Governor Gavin Newsom said Monday he was speaking as a victimized business owner himself when he made comments about last weekend's swarm of organized smash-and-grab robberies around the Bay.
The governor was at a vaccine clinic in the Mission District of San Francisco today, at an event to encourage more Latinx people to get their shots and get boosters if they got their shots early this year.
And when asked about the spate of group-attack robberies seen in Union Square, Walnut Creek, Hayward and elsewhere over the weekend, as KPIX reports, Newsom said, "We want real accountability. We want people prosecuted and we want people to feel safe this holiday season."
Newsom said there would be heightened CHP patrols in highly trafficked areas near holiday shopping destinations, and there would be increased patrols especially on Interstate 680 and state Highway 4 in the Bay Area. He also suggested that increased police presence in shopping districts was something that mayors needed to "step up" and take care of, in addition to making sure organized groups of thieves were prosecuted.

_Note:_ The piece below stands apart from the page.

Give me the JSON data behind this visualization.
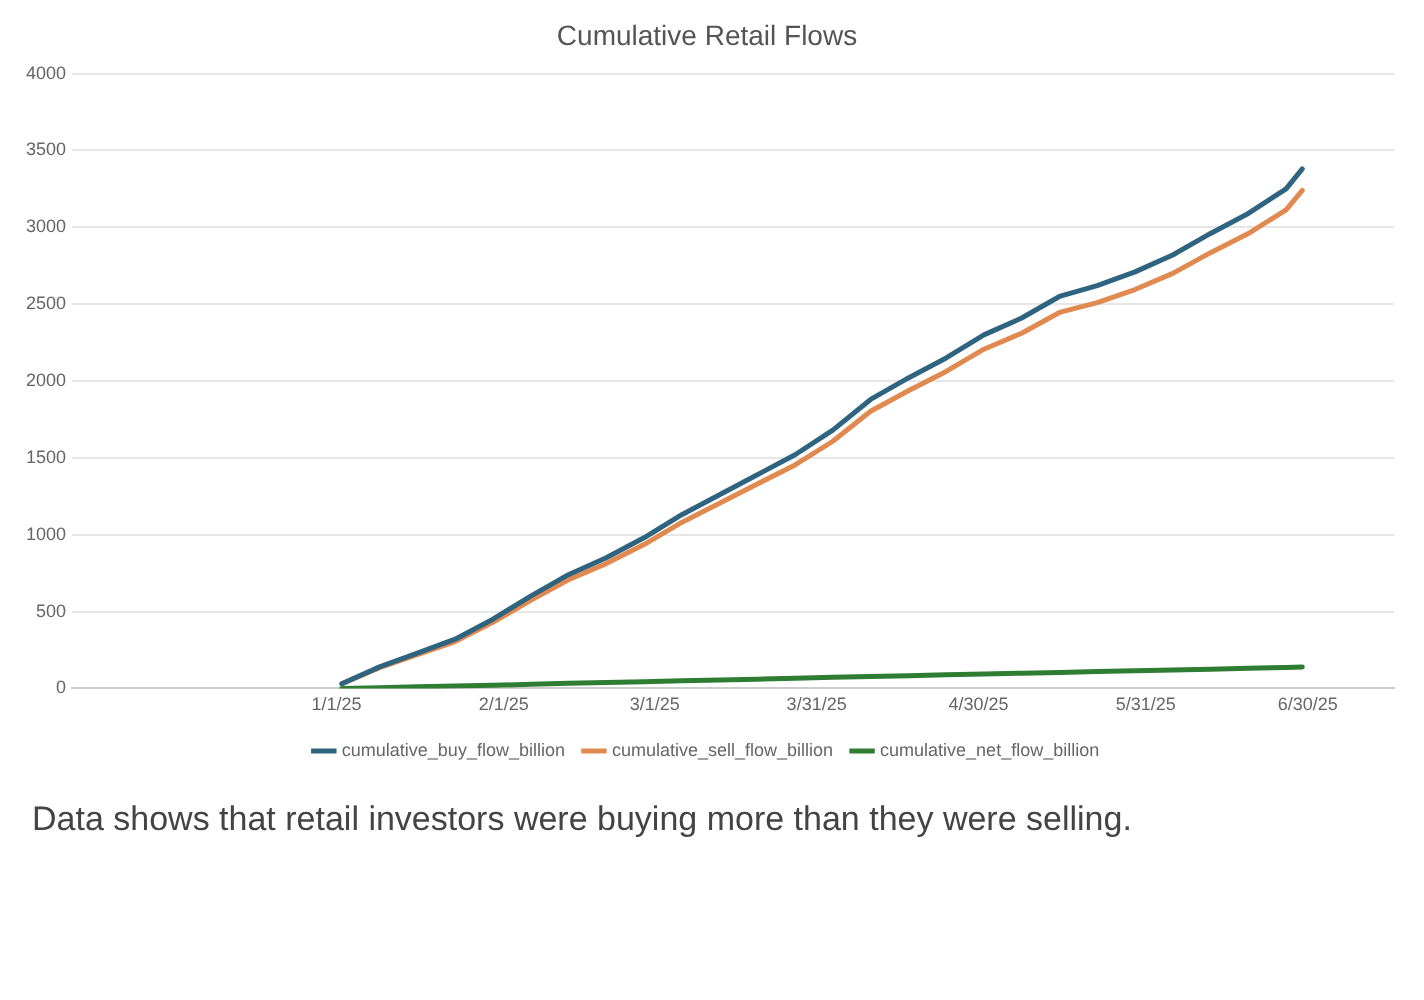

"I’m not the mayor of California. But I was a mayor. And I know when things like this happen, mayors have to step up," Newsom said. And lest he be thought of as pointing fingers, he added, "That’s not an indictment. That’s not a cheap shot."
Newsom also said he "no sympathy" for smash-and-grab robbers, calling these incidents "crimes of opportunity, but they’re very well organized. And they need to be held to account."
Newsom's own PlumpJack wine shop in Cow Hollow has been hit at least three times by thieves in the last year, including an attempted burglary in July that was said to be the fourth such attempt at the time.
As of Saturday, the SFPD said it had arrested eight young adult suspects in connection with the brazen Friday crime spree in and around Union Square. And the department said car traffic through Union Square would be substantially limited during this holiday season, so that brazen thefts like these, which require quick getaways, can't occur.
District Attorney Chesa Boudin, who is facing a recall election next year and whose critics have cast him as being soft on property crime, was quick to denounce these organized burglaries, and said incidents like Friday's "must never happen again."
"These crimes are happening around the Bay and across the country," Boudin said on Twitter. "I stand in partnership with our local, regional, state, and federal partners as we work together to do whatever it takes to keep you safe."
Boudin added that his "organized retail theft taskforce is proactively leading more than half a dozen multi-agency investigations to dismantle fencing operations that make crime profitable." That task force also made possible the 128 charges last week against one woman who allegedly repeatedly stole from the Stonestown Target store.